Carefully digging, scraping and sifting. It's how archeologists seek clues into human history. Students at Appalachian State University learn these skills—and find cool artifacts—in a field archeology course each summer.
Tootsie Jablonski: This is archeological field school. Pretty much, we're just learning how to do archeology. It's a first-time experience for most of us. I love it. It's so much fun. It's everything that I had expected when I picked this major. You get to dig in the dirt all day. You get to go home feeling like you've done something.
Jeffrey Jones: We found a couple of points, a couple of scrapers, and a good amount of pottery. It's not a very significant site, but we're learning how to dig arbitrary levels and how to do test bits and, as Dr. Whyte says, "it's not what you find, it's what you find out."
Dr. Tom Whyte: This is a second terrace—an old flood plain overlooking the headwaters of the South Fork of the New River where it conflows with Dutch Creek in Ashe County. Not much is known about this area. We need to know what people were doing here in the past and when, what people's lives were like throughout pre-history in this area. This is a perfect setting for teaching—for teaching my students how to observe soil changes, to recover artifacts, to think about the human past, to sculpt the earth, to map and measure and use the tools of archeology. We're finding mostly prehistoric artifacts—artifacts that were left by native Americans before the whites came to the mountains here and we're finding artifacts from different time periods. We have found things that we think might be 12,000 years old, which would put the site into the late ice age.
TJ: This is a Morrow Mountain point. Once they made a stone tool, they would frequently re-sharpen it so they wouldn't have to find new lithic materials. Something that could have started out inches bigger would have constantly been chipped away and chipped away. It's made out of local quartz and would be about 7,500 years old. It was the most exciting thing of my life at that point. I ran over to Dr. Whyte and I washed it off. He told me what it was and I put on my Facebook status that I had found something cool.
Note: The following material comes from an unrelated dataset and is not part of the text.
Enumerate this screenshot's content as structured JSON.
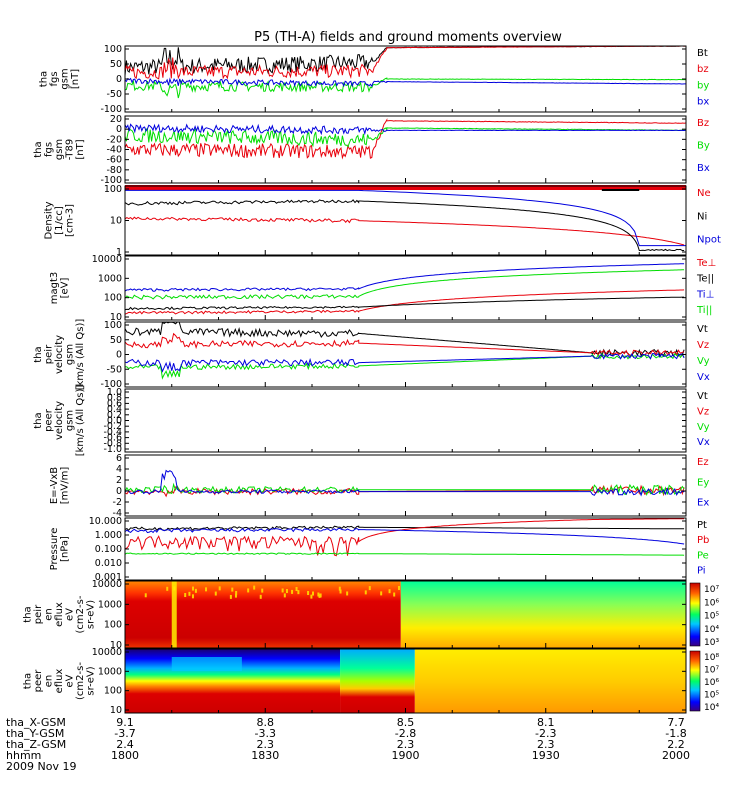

In class we study all of the different types of points and the different lithic materials used, but when you actually come out here and take it out of the ground and look at it... it makes everything more real and it makes it a lot easier to remember. We really do have one of the best Anthropology departments, period. We have some amazing professors that have really changed Southeastern archeology. To get to be with them, in their classes, to learn from them—it's a really great experience.
JJ: It's been really great working with Dr. Whyte. He's very knowledgeable. He's enthusiastic, helpful and friendly.
TJ: It's exciting to think that maybe one day I'll have a specialty and be able to do something like he's doing. What job could be better than getting to play in the dirt all day. Right?